Türkiye'de de Malezya'da da eğitim verdiği dönemde, 16. yüzyıl siyaset felsefesini anlatırken, Machiavelli ile Kınalızade'yi karşılaştırdığını belirten Davutoğlu, şu anısını anlattı: Yurt dışında Malezya'da ders vermeye başladığımda baktım ki sınıf Birleşmiş Milletler gibi, 25 ayrı milletten öğrenci var ama benim kitap Yunan'dan başlıyor, Roma'dan devam ediyor, Hristiyanlık ve çizgide hiç Asyalı, Müslüman yok, Türk zaten yok da Asyalı da yok. Bütün programı değiştirdim ve yeni bir çizgide siyasi düşünce tarihi anlattım. İçine de bizim klasikleri de koydum, Farabi'yi, Kınalızade'yi... Seneler sonra, yetiştirdiğim öğrencilerden birisi, doktorayı tamamlayıp hoca olarak döndüğünde üniversiteye, mektup yazdı bana, dedi ki 'Hocam yeni gelen nesil, maalesef çok iyi yetişmiş değil Kınalızade'yi dahi bilmiyorlar.' Malezya'da ne okutursanız onu görüyor. Ben de cevap yazdım 'Üzülme, Türkiye'dekiler de bilmiyor' diye."

HİSARCIKLIOĞLU: TARİHİMİZ GELECEĞE PUSULADIR

Dede Korkut Kitabı Lansman Töreni’nde konuşan TOBB Başkanı M. Rifat Hisarcıklıoğlu, her toplumun, geçmişin meydana getirdiği bir organizma olduğuna vurgu yaptı. Kavimlerin gerçek kılavuzlarının gelenekleri, kültürel ve tarihsel mirasları olduğuna değinen Hisarcıklıoğlu, “Geleneksiz yani milli ruhsuz hiçbir uygarlık geleceğe sağlam adımlarla ilerleyemez.

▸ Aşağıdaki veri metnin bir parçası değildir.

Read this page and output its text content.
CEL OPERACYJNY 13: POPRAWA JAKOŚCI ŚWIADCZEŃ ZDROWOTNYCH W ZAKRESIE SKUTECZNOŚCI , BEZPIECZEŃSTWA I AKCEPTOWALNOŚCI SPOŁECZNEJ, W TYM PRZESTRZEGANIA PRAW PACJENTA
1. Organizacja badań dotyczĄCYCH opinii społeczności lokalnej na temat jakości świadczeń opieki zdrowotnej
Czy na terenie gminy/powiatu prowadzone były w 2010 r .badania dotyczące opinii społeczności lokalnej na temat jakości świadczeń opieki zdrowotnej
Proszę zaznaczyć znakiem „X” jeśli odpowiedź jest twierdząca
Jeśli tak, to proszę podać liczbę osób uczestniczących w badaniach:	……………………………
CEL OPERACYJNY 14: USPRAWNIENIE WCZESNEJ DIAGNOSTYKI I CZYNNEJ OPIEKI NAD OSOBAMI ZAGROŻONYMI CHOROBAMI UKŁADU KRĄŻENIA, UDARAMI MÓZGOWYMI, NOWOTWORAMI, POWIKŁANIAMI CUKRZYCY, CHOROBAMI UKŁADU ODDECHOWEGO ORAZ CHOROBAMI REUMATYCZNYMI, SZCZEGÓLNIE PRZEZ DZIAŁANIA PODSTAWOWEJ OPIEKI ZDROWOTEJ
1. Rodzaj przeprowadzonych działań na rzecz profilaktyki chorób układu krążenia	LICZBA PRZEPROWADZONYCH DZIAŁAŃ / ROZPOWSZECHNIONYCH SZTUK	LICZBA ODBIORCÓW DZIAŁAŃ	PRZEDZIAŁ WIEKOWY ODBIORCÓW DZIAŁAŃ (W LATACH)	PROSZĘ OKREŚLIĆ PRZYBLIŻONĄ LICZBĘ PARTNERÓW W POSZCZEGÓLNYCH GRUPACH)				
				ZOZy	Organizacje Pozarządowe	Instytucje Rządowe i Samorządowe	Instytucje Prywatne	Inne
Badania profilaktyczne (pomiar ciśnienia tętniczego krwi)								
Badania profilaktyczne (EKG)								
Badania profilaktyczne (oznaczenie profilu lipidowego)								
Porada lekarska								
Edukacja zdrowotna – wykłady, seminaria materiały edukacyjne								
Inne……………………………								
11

Elbette değişim önemlidir. Zamanın ruhunu algılamak, çağı yakalamak zorunludur. Ancak bir millet, kendi medeniyetinin üzerine yeniyi inşa etmelidir. Fikirler geçmişin evlatları, geleceğin anaları ve her vakit zamanın tutsağıdır. Geçmişini bilmeyen toplumlar, geleceğe sağlam adımlarla yürüyemez” dedi.
Ülke tarihinin geleceğe ışık tuttuğunu, ortaya konulan büyük hedeflere pusula olduğunu anlatan Hisarcıklıoğlu, “İşte bu vizyonla ve Ahilik geleneğinin günümüzdeki temsilcisi ve mirasçısı olarak, kültürel mirasımıza sahip çıkıyoruz. Türk özel sektörünün çatı kuruluşu olmanın sorumluluğuyla, kadim kültürel değerlerimizi muhafaza ediyor ve gelecek nesillerimize aktarıyoruz.” diye konuştu.

13 AYLIK BİR ÇALIŞMANIN ÜRÜNÜ

Bin 492 sayfadan oluşan Dede Korkut kitabının, 13 aylık bir çalışmanın ürünü olduğunu ifade eden Hisarcıklıoğlu, bilimsel araştırmalara kaynak olabilmesi için, akademik veri tabanlı bir hazırlık yapıldığını kaydetti. Hisarcıklıoğlu , ayrıca, geniş muhteva çalışmaları da yapılmış ve okuyucu için de anlaşılır bir dille kaleme alındığını belirttiği bu esere özel olarak tasarlanan minyatürlerin de, 18 ayrı sanatçının aylar süren çalışmalarıyla ortaya çıktığını anlattı. Hisarcıklıoğlu, “Tarihimizde; 18 ayrı sanatçının 20 ayrı minyatür yaptığı ilk orijinal eser de bu kitaptır. Bu bakımdan da bu çalışma ayrı bir özelliğe sahiptir. Çok uzun ve yoğun bir çalışmadan sonra ortaya çıkan bu eserin, kıymetli bir değer taşıdığına inanıyorum. Gerek içerisindeki orijinal minyatürler, gerek açıklamalı anlatımlar, gerekse sadeleştirilirken benimsenen üslup, her yaşta insanımızın anlayacağı bir seviyede kaleme alındı. Yani bu kitap, Dede Korkut’un, Türk milletinin her kesimi tarafından keşfedilmesini sağlayacak bir çalışma oldu. Bu bakımdan her yaştan ve kültürden insanımızın bu çalışmayı büyük bir zevkle okuyacağından eminim.” dedi.